每日新闻播报(August 13)

The book cover of the 12th edition of Xinhua Dictionary [Photo/china.org.cn]

>Dictionary launches 12th edition
The 12th edition of Xinhua Dictionary, published on Monday after nine years since its last edition, has added new words and definitions shaped by the internet and social progress, reflecting the development of the country and characteristics of the times.
The new dictionary includes more than 100 new words and expressions, such as "chu xin" (original aspiration), "fen si" (fans) , "jie ping" (screenshots), "er wei ma" (QR code), and "dian zan" (click the "like" button). In addition, it has added 50 new definitions and usages, including "mai meng" (acting cute), "pin che" (carpool), "pin gou" (shopping pool), and "bei hui yuan" (involuntarily being a member).
In addition to these regular revisions, the 12th edition has a QR code on each page, allowing readers to scan the code to learn how to correctly write a character and hear the correct pronunciation.
This is the first time the Xinhua Dictionary has simultaneously launched an app and printed copies.


>Fortune Global 500 list released
A total of 133 Chinese companies are on this year's Fortune Global 500 list, including those from Hong Kong and Taiwan, Fortune magazine announced on Monday.
China takes a leading role among countries on the list, followed by the US with 121 companies.
Thanks to China's reform and opening-up and rapid economic development, an increasing number of Chinese companies have made the list in recent years. Their rankings have also been rising sharply.
Chinese company Sinopec Group grabbed second place, followed by State Grid and China National Petroleum, representing all three Chinese companies in the top 10.
A total of 12 Chinese companies made the top 50. Four of them are banks, including Industrial and Commercial Bank of China, China Construction Bank, Agricultural Bank of China and Bank of China.
A total of 25 new and relisted companies are on this year's Fortune Global 500 ranking, of which eight are newly listed Chinese companies.

A scientist works inside a laboratory of the Gamaleya Research Institute of Epidemiology and Microbiology during the production and laboratory testing of a vaccine against the coronavirus disease (COVID-19), in Moscow, Russia August 6, 2020. [Photo/Agencies]

>Russia first to register vaccine
Russia has registered the world's first vaccine against the novel coronavirus, Russian President Vladimir Putin said Tuesday.
Putin said one of his daughters had been vaccinated against the coronavirus and was feeling well afterward.
Russian Health Minister Mikhail Murashko said that the new vaccine, after passing all necessary checks, showed that it forms a stable immunity.
Putin said he hoped that the mass production of the vaccine registered in Russia would begin in the near future, and vaccination will be available to everyone in the country voluntarily.
Russian Deputy Prime Minister Tatyana Golikova said that she expected the production of the vaccine to start at the end of August or the beginning of September and health workers will be the first to be vaccinated.

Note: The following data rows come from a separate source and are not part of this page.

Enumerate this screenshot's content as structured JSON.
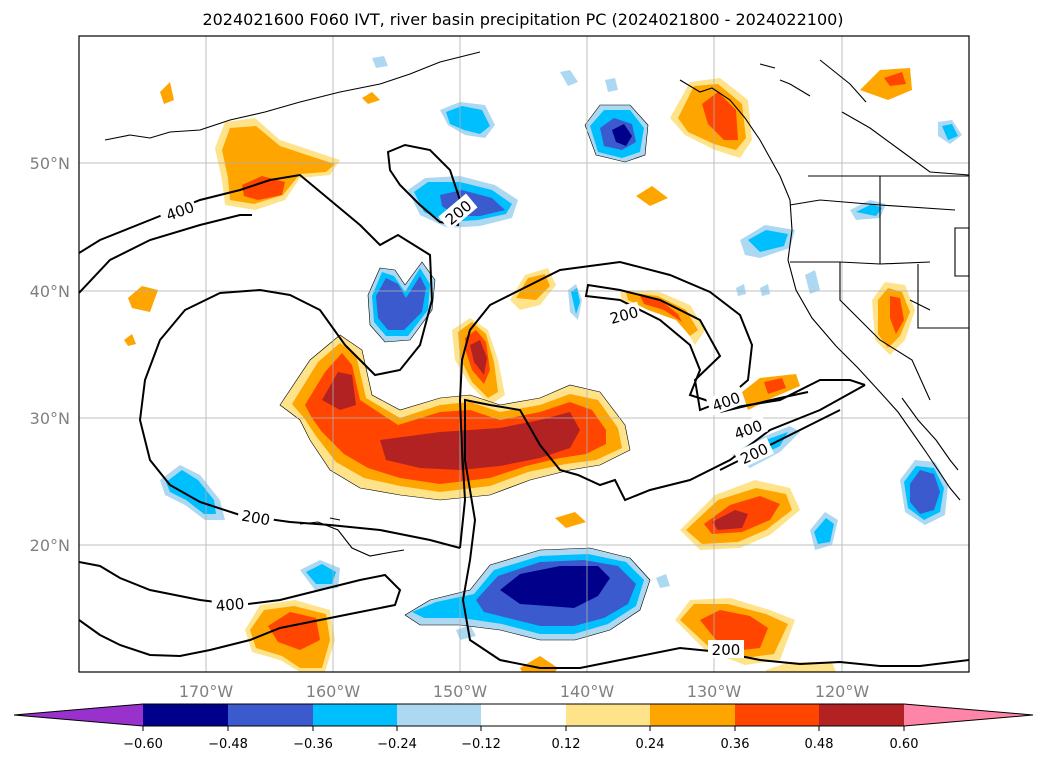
{
  "title": "2024021600 F060 IVT, river basin precipitation PC (2024021800 - 2024022100)",
  "map": {
    "lon_min": -180,
    "lon_max": -110,
    "lat_min": 10,
    "lat_max": 60,
    "grid": true,
    "lat_labels": [
      "20°N",
      "30°N",
      "40°N",
      "50°N"
    ],
    "lon_labels": [
      "170°W",
      "160°W",
      "150°W",
      "140°W",
      "130°W",
      "120°W"
    ],
    "contour_labels": [
      "400",
      "200",
      "200",
      "400",
      "400",
      "200",
      "200",
      "400",
      "200"
    ]
  },
  "colorbar": {
    "tick_labels": [
      "−0.60",
      "−0.48",
      "−0.36",
      "−0.24",
      "−0.12",
      "0.12",
      "0.24",
      "0.36",
      "0.48",
      "0.60"
    ],
    "colors": [
      "#9932cc",
      "#00008b",
      "#3a5acd",
      "#00bfff",
      "#add8f2",
      "#ffffff",
      "#ffe38a",
      "#ffa500",
      "#ff4500",
      "#b22222",
      "#ff85a8"
    ]
  },
  "colors": {
    "light_blue": "#add8f2",
    "cyan": "#00bfff",
    "royal": "#3a5acd",
    "navy": "#00008b",
    "yellow": "#ffe38a",
    "orange": "#ffa500",
    "red_orange": "#ff4500",
    "firebrick": "#b22222"
  }
}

The logos of Amazon, Apple, Facebook and Google are seen in a combination photo from Reuters files. [Photo/Agencies]

>Trump's work visa ban challenged
More than 50 technology companies and organizations, including Apple, Amazon, Microsoft and Facebook, filed an amicus brief on Monday in support of lawsuits against the Trump administration's suspension of work visas.
US President Donald Trump issued a proclamation in April suspending the entry of nearly all immigrants to the US due to the high unemployment rate.
He issued another proclamation in June, extending the April order through the end of this year and expanding it by imposing new restrictions on a variety of work visas.
A diverse set of parties, including the US Chamber of Commerce, the National Association of Manufacturers and the National Retail Federation, have filed lawsuits in California and Washington federal courts to challenge the president's orders.
Twenty-two states and the District of Columbia filed an amicus (friend of the court) brief in support of the suits on Aug 7, warning that the visa ban could result in economic fallout.
Specifically, the proclamations "will stifle innovation, hinder growth, and ultimately harm US workers, businesses, and the economy more broadly in irreparable ways", according to the brief.